Ogni cucciolo d’uomo nasce privo di qualsiasi autonomia. Per poter badare a se stesso lo attende un lungo ed impegnativo cammino. È questo un percorso che, sorretto da mamma e papà e da tanti educatori, si fonda sul contenimento dell’anelito che spinge ogni piccino ad arrivare ad ottenere ciò che desidera e a poter fare quello che vuole. Il bimbo, attraverso pianti isterici, capricci irriducibili e gesti inconsulti, reclama che il mondo sia disponibile a soddisfare le sue bramosie.
Educare serve proprio ad accompagnare ogni bimbo a gestire queste pulsioni che premono per avere tutto e subito.
Creare nella mente del piccolo il valore del senso dell’attesa è dunque fondamentale affinché egli possa sostenere i passaggi e i tempi che gli servono per diventare grande. Il bambino deve poter desiderare, sognare, immaginare la realizzazione delle sue aspirazioni, ma deve anche saper sopportare la frustrazione di non realizzare immediatamente ciò a cui aspira.

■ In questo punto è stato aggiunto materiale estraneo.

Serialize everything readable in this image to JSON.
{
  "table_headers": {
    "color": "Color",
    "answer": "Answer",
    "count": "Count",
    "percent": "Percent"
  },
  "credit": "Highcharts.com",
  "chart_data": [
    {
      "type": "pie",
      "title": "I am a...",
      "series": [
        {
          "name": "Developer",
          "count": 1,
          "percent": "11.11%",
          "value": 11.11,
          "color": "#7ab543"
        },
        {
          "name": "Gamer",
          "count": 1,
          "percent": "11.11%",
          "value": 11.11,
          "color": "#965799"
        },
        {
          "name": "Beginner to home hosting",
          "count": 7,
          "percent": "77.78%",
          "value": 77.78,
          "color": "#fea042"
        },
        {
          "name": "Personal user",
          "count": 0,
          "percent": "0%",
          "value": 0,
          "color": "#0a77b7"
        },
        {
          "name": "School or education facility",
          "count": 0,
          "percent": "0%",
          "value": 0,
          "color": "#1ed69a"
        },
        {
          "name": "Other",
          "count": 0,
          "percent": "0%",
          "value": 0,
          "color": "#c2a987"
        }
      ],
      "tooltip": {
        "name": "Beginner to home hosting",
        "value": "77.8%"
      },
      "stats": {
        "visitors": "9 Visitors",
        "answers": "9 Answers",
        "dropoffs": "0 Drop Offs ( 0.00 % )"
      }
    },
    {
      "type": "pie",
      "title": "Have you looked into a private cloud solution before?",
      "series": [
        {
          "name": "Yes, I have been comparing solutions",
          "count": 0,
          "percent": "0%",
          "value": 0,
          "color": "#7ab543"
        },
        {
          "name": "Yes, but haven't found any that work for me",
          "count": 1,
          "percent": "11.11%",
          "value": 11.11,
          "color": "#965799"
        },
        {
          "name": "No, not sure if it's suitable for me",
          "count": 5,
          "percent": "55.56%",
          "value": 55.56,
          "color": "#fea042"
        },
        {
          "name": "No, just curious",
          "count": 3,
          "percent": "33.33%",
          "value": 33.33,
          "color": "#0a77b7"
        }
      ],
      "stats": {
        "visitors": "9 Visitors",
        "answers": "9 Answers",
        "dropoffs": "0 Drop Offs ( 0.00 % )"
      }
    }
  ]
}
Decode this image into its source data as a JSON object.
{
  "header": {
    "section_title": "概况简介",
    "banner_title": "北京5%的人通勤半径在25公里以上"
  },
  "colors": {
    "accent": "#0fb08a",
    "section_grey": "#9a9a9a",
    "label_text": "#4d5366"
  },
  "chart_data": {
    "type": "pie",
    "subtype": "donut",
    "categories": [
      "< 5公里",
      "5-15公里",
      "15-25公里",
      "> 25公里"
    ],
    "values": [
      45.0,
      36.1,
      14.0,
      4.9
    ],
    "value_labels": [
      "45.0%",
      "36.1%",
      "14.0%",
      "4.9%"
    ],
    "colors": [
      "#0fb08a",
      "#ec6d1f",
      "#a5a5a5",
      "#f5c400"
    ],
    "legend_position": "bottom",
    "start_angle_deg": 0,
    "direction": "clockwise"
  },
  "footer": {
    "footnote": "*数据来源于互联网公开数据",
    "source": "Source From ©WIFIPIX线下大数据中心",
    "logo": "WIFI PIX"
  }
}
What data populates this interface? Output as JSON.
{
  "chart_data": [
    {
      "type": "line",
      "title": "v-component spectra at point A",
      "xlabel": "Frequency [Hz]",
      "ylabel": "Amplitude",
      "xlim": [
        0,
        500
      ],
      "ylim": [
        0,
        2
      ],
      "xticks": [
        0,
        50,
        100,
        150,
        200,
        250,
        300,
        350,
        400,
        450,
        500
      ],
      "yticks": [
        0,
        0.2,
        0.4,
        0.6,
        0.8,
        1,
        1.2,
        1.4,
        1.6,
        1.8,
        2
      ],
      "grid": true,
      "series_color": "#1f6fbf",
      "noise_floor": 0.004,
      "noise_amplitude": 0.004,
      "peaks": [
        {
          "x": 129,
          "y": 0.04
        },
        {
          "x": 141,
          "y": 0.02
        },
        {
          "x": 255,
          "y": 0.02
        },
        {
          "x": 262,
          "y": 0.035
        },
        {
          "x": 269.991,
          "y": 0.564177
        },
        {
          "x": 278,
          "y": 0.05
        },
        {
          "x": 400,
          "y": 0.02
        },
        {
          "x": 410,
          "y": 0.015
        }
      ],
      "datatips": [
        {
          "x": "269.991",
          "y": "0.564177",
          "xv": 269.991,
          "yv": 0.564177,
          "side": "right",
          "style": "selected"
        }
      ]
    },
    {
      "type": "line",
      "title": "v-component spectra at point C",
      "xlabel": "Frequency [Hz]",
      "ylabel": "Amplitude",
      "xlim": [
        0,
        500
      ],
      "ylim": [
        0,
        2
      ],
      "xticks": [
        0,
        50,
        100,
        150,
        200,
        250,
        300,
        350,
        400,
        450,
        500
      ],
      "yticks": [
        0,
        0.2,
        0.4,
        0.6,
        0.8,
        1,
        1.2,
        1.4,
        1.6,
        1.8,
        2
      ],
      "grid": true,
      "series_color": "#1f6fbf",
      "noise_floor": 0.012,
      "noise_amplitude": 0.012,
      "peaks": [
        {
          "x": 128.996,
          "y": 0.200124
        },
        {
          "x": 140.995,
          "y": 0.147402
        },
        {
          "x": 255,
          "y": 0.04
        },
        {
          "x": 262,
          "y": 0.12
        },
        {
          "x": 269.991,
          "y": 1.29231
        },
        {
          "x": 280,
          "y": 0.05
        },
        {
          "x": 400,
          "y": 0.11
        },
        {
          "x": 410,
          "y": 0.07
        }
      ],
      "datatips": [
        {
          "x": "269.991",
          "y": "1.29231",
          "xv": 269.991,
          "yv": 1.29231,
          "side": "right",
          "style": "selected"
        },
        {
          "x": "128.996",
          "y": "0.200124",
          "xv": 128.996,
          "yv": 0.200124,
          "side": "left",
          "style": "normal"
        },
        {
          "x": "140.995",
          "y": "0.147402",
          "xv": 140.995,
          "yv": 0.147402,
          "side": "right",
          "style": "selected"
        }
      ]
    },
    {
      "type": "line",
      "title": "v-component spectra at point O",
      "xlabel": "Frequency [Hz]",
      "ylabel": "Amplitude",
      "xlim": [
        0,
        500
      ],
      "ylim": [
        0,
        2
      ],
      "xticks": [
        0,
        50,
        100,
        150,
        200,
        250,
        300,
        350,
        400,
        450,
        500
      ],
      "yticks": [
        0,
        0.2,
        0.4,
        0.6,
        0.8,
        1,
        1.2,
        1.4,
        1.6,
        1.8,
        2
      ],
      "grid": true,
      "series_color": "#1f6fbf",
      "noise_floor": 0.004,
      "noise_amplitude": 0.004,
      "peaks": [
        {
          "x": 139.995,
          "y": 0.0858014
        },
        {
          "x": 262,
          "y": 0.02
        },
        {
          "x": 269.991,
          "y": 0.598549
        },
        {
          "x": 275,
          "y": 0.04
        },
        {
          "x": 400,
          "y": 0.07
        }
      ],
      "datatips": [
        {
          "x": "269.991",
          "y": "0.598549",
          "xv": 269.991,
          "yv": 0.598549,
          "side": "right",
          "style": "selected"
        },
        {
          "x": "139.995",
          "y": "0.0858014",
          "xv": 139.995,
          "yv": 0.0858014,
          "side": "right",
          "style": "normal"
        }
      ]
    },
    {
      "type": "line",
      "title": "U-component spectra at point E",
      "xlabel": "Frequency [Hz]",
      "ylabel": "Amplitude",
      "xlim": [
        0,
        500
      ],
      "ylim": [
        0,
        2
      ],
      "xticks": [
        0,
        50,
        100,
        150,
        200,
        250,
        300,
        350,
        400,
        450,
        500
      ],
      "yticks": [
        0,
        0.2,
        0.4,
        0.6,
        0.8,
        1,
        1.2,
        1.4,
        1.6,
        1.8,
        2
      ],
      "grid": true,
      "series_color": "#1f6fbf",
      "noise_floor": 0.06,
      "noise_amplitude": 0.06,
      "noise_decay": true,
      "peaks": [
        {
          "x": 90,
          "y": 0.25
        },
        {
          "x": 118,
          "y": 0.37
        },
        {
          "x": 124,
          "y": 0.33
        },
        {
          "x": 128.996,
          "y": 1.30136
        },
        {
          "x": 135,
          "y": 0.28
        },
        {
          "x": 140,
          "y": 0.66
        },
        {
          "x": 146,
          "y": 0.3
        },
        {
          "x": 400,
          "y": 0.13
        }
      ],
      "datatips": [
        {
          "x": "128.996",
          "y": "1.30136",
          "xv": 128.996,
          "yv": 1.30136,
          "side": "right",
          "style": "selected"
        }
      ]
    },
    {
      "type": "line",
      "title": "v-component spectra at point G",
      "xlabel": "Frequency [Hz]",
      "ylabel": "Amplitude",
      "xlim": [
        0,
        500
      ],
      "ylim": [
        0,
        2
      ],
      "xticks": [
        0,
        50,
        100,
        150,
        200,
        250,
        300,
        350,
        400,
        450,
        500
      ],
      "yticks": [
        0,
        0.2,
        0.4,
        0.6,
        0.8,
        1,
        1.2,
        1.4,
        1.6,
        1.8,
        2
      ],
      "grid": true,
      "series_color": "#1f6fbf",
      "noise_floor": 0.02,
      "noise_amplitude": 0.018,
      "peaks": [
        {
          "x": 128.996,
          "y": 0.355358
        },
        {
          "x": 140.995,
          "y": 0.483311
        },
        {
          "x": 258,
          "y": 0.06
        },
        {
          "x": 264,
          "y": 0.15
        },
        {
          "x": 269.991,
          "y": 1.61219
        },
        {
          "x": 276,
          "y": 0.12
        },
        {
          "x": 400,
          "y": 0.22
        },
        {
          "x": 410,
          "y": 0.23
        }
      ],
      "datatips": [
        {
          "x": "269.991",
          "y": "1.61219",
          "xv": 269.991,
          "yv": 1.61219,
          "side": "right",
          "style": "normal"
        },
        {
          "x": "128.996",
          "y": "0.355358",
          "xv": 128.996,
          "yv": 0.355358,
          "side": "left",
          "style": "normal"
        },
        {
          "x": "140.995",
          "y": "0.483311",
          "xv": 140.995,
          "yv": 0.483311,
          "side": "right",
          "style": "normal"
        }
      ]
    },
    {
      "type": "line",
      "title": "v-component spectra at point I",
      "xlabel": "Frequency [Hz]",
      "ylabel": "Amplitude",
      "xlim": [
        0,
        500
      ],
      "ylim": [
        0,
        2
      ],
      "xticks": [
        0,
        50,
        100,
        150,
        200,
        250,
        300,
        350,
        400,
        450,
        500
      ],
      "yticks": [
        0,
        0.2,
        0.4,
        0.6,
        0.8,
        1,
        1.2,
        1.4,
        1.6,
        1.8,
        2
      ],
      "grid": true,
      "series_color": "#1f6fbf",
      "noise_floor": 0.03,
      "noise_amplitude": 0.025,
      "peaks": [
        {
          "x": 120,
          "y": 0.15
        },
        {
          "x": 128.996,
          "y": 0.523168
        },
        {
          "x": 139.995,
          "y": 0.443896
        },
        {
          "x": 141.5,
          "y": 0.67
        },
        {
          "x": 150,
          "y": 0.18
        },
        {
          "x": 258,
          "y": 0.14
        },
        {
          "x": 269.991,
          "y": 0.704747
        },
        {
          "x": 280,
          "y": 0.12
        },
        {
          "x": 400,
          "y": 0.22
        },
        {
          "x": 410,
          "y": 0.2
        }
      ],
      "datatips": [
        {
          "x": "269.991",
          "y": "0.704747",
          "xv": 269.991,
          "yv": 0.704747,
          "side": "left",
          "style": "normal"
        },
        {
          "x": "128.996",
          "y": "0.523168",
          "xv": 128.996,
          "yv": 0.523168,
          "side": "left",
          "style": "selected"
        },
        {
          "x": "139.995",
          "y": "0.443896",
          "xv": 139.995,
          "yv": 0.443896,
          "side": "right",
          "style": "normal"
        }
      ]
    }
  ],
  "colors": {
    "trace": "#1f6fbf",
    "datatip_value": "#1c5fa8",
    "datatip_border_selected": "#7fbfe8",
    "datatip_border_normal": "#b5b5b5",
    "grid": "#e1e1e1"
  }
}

Educare al senso dell’attesa significa allora rappresentare insieme la prospettiva del domani e l’accettazione della fatica dell’oggi.
È possibile rammentare la bimba che dice “quando sarò grande sposo il papà…” o il ragazzino che afferma deciso “quando sarò grande farò tutto quel che voglio…” quali esempi delle spinte emotive necessarie per andare avanti. La crescita porterà con sé l’abbandono del desiderio di riversare tutte le proprie passioni sul padre. La maturazione farà capire che essere grandi significa proprio saper porre da soli dei limiti alla propria libertà.
Nessuno concepirebbe un figlio se non l’immaginasse meraviglioso, un buon genitore però sa accettare così com’è il bambino che ha messo al mondo.
Senza sogni non c’è progettualità, ma senza la capacità di ridimensionare le fantasie non c’è fattiva operosità.
La vita dunque è un bilanciamento continuo tra illusione e disillusione.